Remember the 1986 American science fiction horror film Fly and how a horrible mistake by the computer during teleportation merged the main character, an eccentric scientist with the fly at the molecular-genetic level.
However recent research has revealed that humans are closer to a Fly DNA than normally perceived.
Scientists have published three major papers which map and compare the genomes and epigenomes of humans with the fly, Drosophila melanogaster, and the worm, Caenorhabditis elegans.
The genome is passed from our parents but the epigenome could be altered by environmental exposure and events which have taken in the life of our parents and even grandparents. The epigenome expresses itself as chemical tags on our DNA and determines which genes are dominant and which are silenced.
This is very exciting news because it will now be possible for us to diagnose and treat diseases caused by the deregulation of gene expression. Such disease could include chronic diseases Alzheimer’s, and Diabetes and even cancer.

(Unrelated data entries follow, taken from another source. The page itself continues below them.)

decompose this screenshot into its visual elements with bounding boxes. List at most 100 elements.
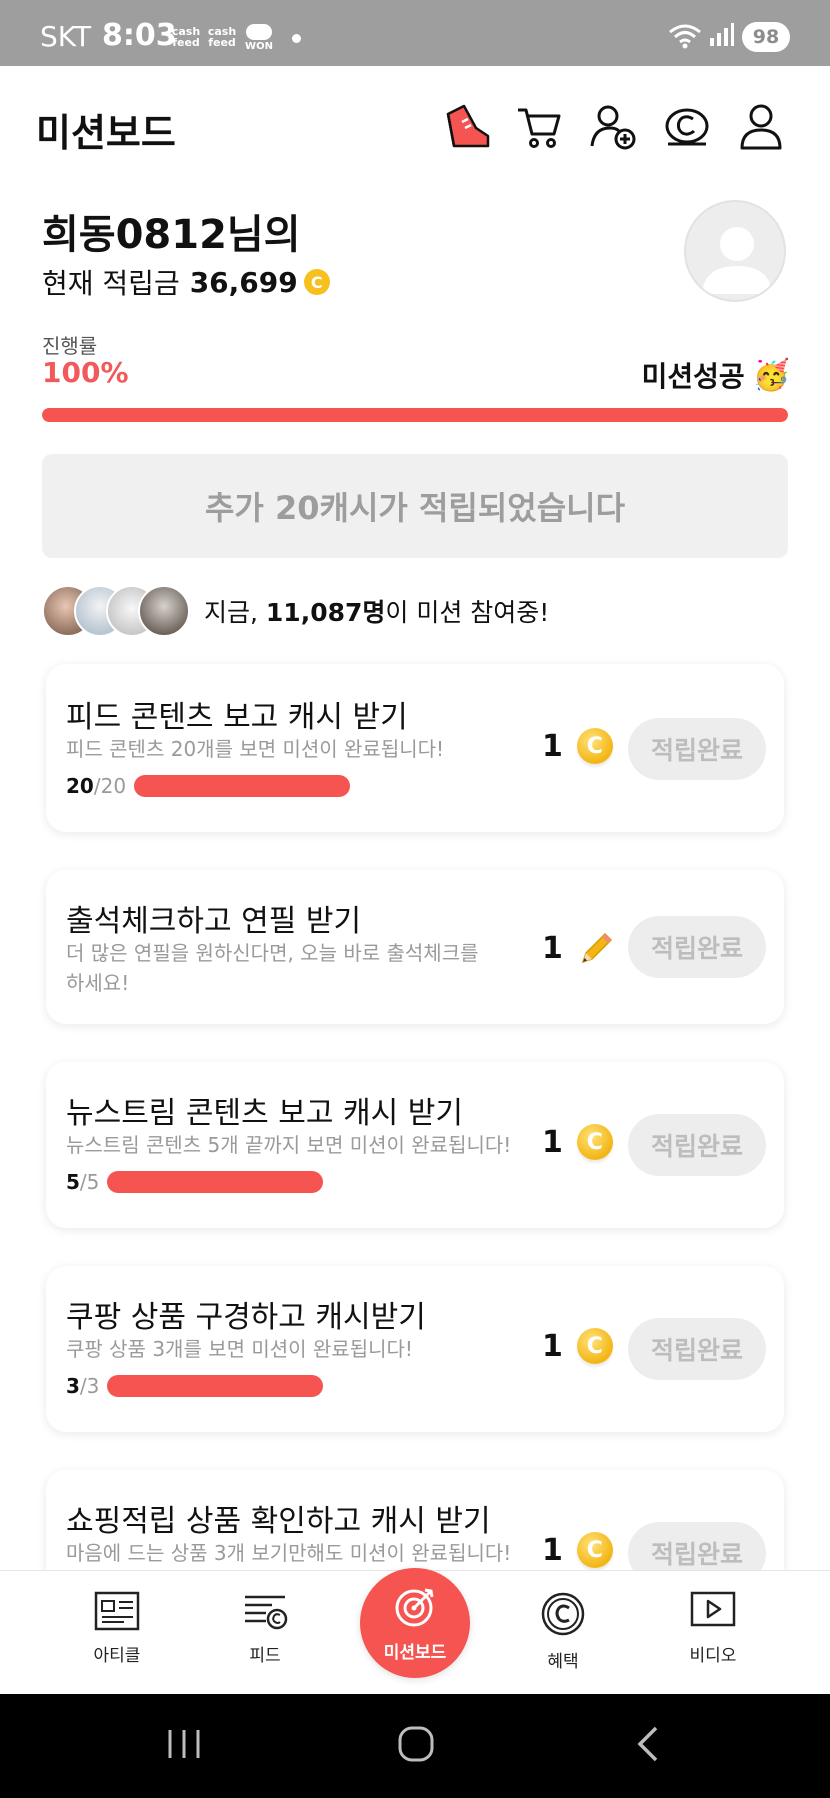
wifi-icon	[669, 24, 701, 49]
claimed-button[interactable]: 적립완료	[628, 718, 766, 780]
mission-title: 피드 콘텐츠 보고 캐시 받기	[66, 700, 408, 735]
progress-total: 20	[100, 774, 127, 798]
reward-notice: 추가 20캐시가 적립되었습니다	[42, 454, 788, 558]
participants-suffix: 이 미션 참여중!	[385, 598, 550, 627]
nav-article[interactable]: 아티클	[62, 1591, 172, 1666]
progress-current: 20	[66, 774, 94, 798]
mission-card-coupang[interactable]: 쿠팡 상품 구경하고 캐시받기 쿠팡 상품 3개를 보면 미션이 완료됩니다! …	[46, 1266, 784, 1432]
reward-amount: 1	[542, 930, 563, 966]
carrier-label: SKT	[40, 20, 92, 53]
benefit-icon	[541, 1592, 585, 1636]
status-bar: SKT 8:03 cash feed cash feed WON 98	[0, 0, 830, 66]
progress-total: 3	[86, 1374, 100, 1398]
nav-label: 아티클	[93, 1646, 141, 1666]
mission-progress-bar	[107, 1171, 324, 1193]
balance-label: 현재 적립금	[42, 267, 180, 300]
mission-reward: 1	[542, 928, 617, 968]
profile-icon[interactable]	[736, 102, 786, 152]
mission-reward: 1 C	[542, 1532, 613, 1568]
coin-icon: C	[576, 728, 613, 764]
system-navigation-bar	[0, 1694, 830, 1798]
avatar[interactable]	[684, 200, 786, 302]
nav-feed[interactable]: 피드	[210, 1591, 320, 1666]
coin-icon[interactable]	[662, 102, 712, 152]
progress-bar-fill	[42, 408, 788, 422]
balance-row: 현재 적립금 36,699 C	[42, 262, 330, 302]
mission-progress: 20/20	[66, 774, 351, 798]
progress-bar	[42, 408, 788, 422]
default-avatar-icon	[702, 227, 772, 294]
mission-title: 뉴스트림 콘텐츠 보고 캐시 받기	[66, 1096, 463, 1131]
progress-percent: 100%	[42, 356, 129, 389]
target-icon	[395, 1588, 434, 1627]
mission-title: 쿠팡 상품 구경하고 캐시받기	[66, 1300, 426, 1335]
nav-video[interactable]: 비디오	[658, 1591, 768, 1666]
mission-reward: 1 C	[542, 728, 613, 764]
cashfeed-notification-icon: cash feed	[171, 25, 201, 49]
mission-description: 더 많은 연필을 원하신다면, 오늘 바로 출석체크를 하세요!	[66, 941, 479, 995]
mission-card-attendance[interactable]: 출석체크하고 연필 받기 더 많은 연필을 원하신다면, 오늘 바로 출석체크를…	[46, 870, 784, 1024]
reward-amount: 1	[542, 1124, 563, 1160]
progress-separator: /	[93, 774, 101, 798]
more-notifications-dot	[292, 34, 301, 43]
participants-row: 지금, 11,087명이 미션 참여중!	[42, 584, 549, 638]
progress-total: 5	[86, 1170, 100, 1194]
nav-label: 피드	[249, 1646, 281, 1666]
mission-description: 쿠팡 상품 3개를 보면 미션이 완료됩니다!	[66, 1337, 413, 1361]
home-icon[interactable]	[396, 1724, 436, 1764]
feed-icon	[245, 1595, 288, 1630]
shoe-icon[interactable]	[442, 102, 492, 152]
mission-card-newstream[interactable]: 뉴스트림 콘텐츠 보고 캐시 받기 뉴스트림 콘텐츠 5개 끝까지 보면 미션이…	[46, 1062, 784, 1228]
progress-separator: /	[79, 1170, 87, 1194]
balance-amount: 36,699	[189, 265, 298, 299]
clock: 8:03	[102, 18, 177, 53]
pencil-icon	[581, 932, 612, 964]
claimed-button[interactable]: 적립완료	[628, 916, 766, 978]
back-icon[interactable]	[634, 1724, 664, 1764]
mission-progress-bar	[134, 775, 351, 797]
cart-icon[interactable]	[514, 102, 564, 152]
mission-success-label: 미션성공	[641, 360, 745, 393]
reward-amount: 1	[542, 728, 563, 764]
mission-reward: 1 C	[542, 1328, 613, 1364]
reward-amount: 1	[542, 1328, 563, 1364]
nav-label-active: 미션보드	[383, 1643, 447, 1663]
nav-label: 혜택	[547, 1652, 579, 1672]
mission-progress: 5/5	[66, 1170, 324, 1194]
mission-card-feed[interactable]: 피드 콘텐츠 보고 캐시 받기 피드 콘텐츠 20개를 보면 미션이 완료됩니다…	[46, 664, 784, 832]
mission-success: 미션성공 🥳	[642, 355, 790, 395]
recent-apps-icon[interactable]	[166, 1724, 202, 1764]
coin-icon: C	[576, 1532, 613, 1568]
add-friend-icon[interactable]	[588, 102, 638, 152]
mission-description: 피드 콘텐츠 20개를 보면 미션이 완료됩니다!	[66, 737, 445, 761]
progress-current: 5	[66, 1170, 80, 1194]
nav-mission-board[interactable]: 미션보드	[360, 1568, 470, 1678]
coin-icon: C	[576, 1124, 613, 1160]
mission-reward: 1 C	[542, 1124, 613, 1160]
nav-benefit[interactable]: 혜택	[508, 1591, 618, 1672]
mission-progress-bar	[107, 1375, 324, 1397]
progress-label: 진행률	[42, 334, 98, 358]
won-notification-icon: WON	[244, 24, 274, 52]
reward-amount: 1	[542, 1532, 563, 1568]
battery-indicator: 98	[742, 22, 790, 52]
signal-icon	[710, 23, 734, 46]
mission-title: 출석체크하고 연필 받기	[66, 904, 362, 939]
participants-text: 지금, 11,087명이 미션 참여중!	[204, 593, 549, 629]
coin-small-icon: C	[303, 269, 330, 295]
cashfeed-notification-icon-2: cash feed	[207, 25, 237, 49]
nav-label: 비디오	[689, 1646, 737, 1666]
coin-icon: C	[576, 1328, 613, 1364]
won-label: WON	[245, 41, 273, 52]
mission-board-screen: SKT 8:03 cash feed cash feed WON 98 미션보드	[0, 0, 830, 1798]
claimed-button[interactable]: 적립완료	[628, 1318, 766, 1380]
mission-progress: 3/3	[66, 1374, 324, 1398]
participant-avatar	[138, 585, 190, 637]
progress-separator: /	[79, 1374, 87, 1398]
claimed-button[interactable]: 적립완료	[628, 1114, 766, 1176]
mission-title: 쇼핑적립 상품 확인하고 캐시 받기	[66, 1504, 491, 1539]
participants-count: 11,087명	[265, 598, 386, 627]
video-icon	[690, 1591, 736, 1627]
page-title: 미션보드	[36, 111, 176, 155]
article-icon	[94, 1591, 140, 1631]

The scientists are looking at epigenetic marks on the Chromatin in selected cell lines and developmental stages of the fly. The researchers are also checking neurological diseases which are caused by a series of nucleotides repeated numerous times in an array also known as triplet repeats. One such repeats happens in the non coding part of the gene which makes a protein called Fraxtin. In normal persons triplet repeats up to 60 times, but can trigger a process which can silence the gene. Defficiency of Frataxin causes a disease known as Friedreich’s ataxia which is characterized by incapacitating effects on coordination.
Sarah C. R. Elgin, the Viktor Hamburger Professor of Arts & Sciences and professor of biology at Washington University in St. Louis said, “What seems to be happening is that the epigenetic machinery, identifying the repeats as disruptive or aberrant DNA, tries to silence them, and ends up silencing the gene.”
The latest findings once again bring into fore how little we know about the genetic structures and its role in diseases.